Modest means moderate, not bragging or showing off. For some reason, 'modest' has now been replaced by 'humble' on social media. (Humble really means something far more self-effacing than modest.) This leaves poor old 'modest' with nothing to do but act as a fashion diktat.

So ... moderate, unostentatious clothing. Those parameters vary by situation, because clothing is primarily a social instrument. All you really need is a blanket, or nothing if it's hot. We wear clothes to meet our culture's standards of decency: some cultures say no flesh may be exposed, some say cover the genitals, some say full nudity's okay. Beyond that, we wear clothes to advertise where we belong, our social or professional rank, our beliefs or clan/tribe, our personalities and so on.

'Moderate' dress for a gala ball looks completely different from the 'moderate' outfit you might wear to an office interview. Some social occasions actually require ostentatious dress, so a modest outfit would single you out as (immodestly) making a point. But, should someone admire your ultra-flashy attire, your reply would be modest if you have good manners.

I'm no scholar of medieval Arabic, but I strongly doubt that the word translated as 'modest' actually means modest. It probably means something like 'meeting the rules of decency as understood in 7th century Saudi Arabian society'.

As a concept to be applied across time and through many cultures, a modest outfit should be a middle-of-the-road effort to blend in with the prevailing norms: not trying to show off or make a point. If being worn by a young woman at a party in a night club, it would likely be tight or revealing. If you want 'modest' to mean something closer to medieval Saudi Arabia, you really should choose a different word.

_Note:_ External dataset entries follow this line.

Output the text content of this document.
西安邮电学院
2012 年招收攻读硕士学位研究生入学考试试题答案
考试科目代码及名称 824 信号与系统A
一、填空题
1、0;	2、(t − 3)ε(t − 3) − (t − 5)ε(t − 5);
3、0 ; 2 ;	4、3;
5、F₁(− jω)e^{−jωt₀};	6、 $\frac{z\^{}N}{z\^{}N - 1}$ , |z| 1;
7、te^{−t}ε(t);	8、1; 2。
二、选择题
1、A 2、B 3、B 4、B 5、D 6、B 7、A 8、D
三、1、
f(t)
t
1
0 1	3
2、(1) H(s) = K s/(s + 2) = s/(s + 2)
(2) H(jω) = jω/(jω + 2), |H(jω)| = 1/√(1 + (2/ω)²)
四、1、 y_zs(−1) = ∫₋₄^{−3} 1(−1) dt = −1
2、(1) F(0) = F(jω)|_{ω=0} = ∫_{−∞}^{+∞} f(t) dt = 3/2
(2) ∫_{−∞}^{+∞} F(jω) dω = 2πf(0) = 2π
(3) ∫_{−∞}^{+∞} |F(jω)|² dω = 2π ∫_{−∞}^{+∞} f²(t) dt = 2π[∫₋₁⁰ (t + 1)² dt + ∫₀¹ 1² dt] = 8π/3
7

What is it that you're trying to tell your daughter, @coffeegirl73? To wear more boring clothes? To look like she's not proud of herself? To cover 20% more of her flesh than other women her age? If you manage to put your finger on it, you'll be a lot closer to understanding why you feel it's better to dress that way.

DontReplyIWillLie · 22/06/2025 03:20

Which part are you confused by?

bittertwisted · 22/06/2025 03:44

goingroundthebendatthisrate · 22/06/2025 01:17

This, with bells on. Society has moved away from having "norms", which some may say is a good thing, however, as someone who crumbles in situations where boundaries are not apparent and therefore I don't know what I should be aiming for / working to / etc., I don't think it's all that great.

To me, the argument of "why shouldn't I bare as much as I like?" is no different from someone blurting out every last thing they see, just because they are physically able to vocalise it...no, we make dynamic choices and judgements, and react & behave accordingly. Someone I know made the choice not to wear her wig yesterday, given that she's almost 90 and the heat was unbearable. Yes, I was shocked when I saw her totally bald (even though I had suspected it was a wig), but I chose not to mention it even though I could.

Blurting out everything you want to say is not the same as wearing clothes that you choose to, that is not impacting other people. I will wear what I choose, what I feel good in. I’ve got good legs, I will wear shorts for ME

DontReplyIWillLie · 22/06/2025 03:50

Society has moved away from having "norms", which some may say is a good thing, however, as someone who crumbles in situations where boundaries are not apparent and therefore I don't know what I should be aiming for / working to / etc., I don't think it's all that great.

That's your issue and nobody else’s.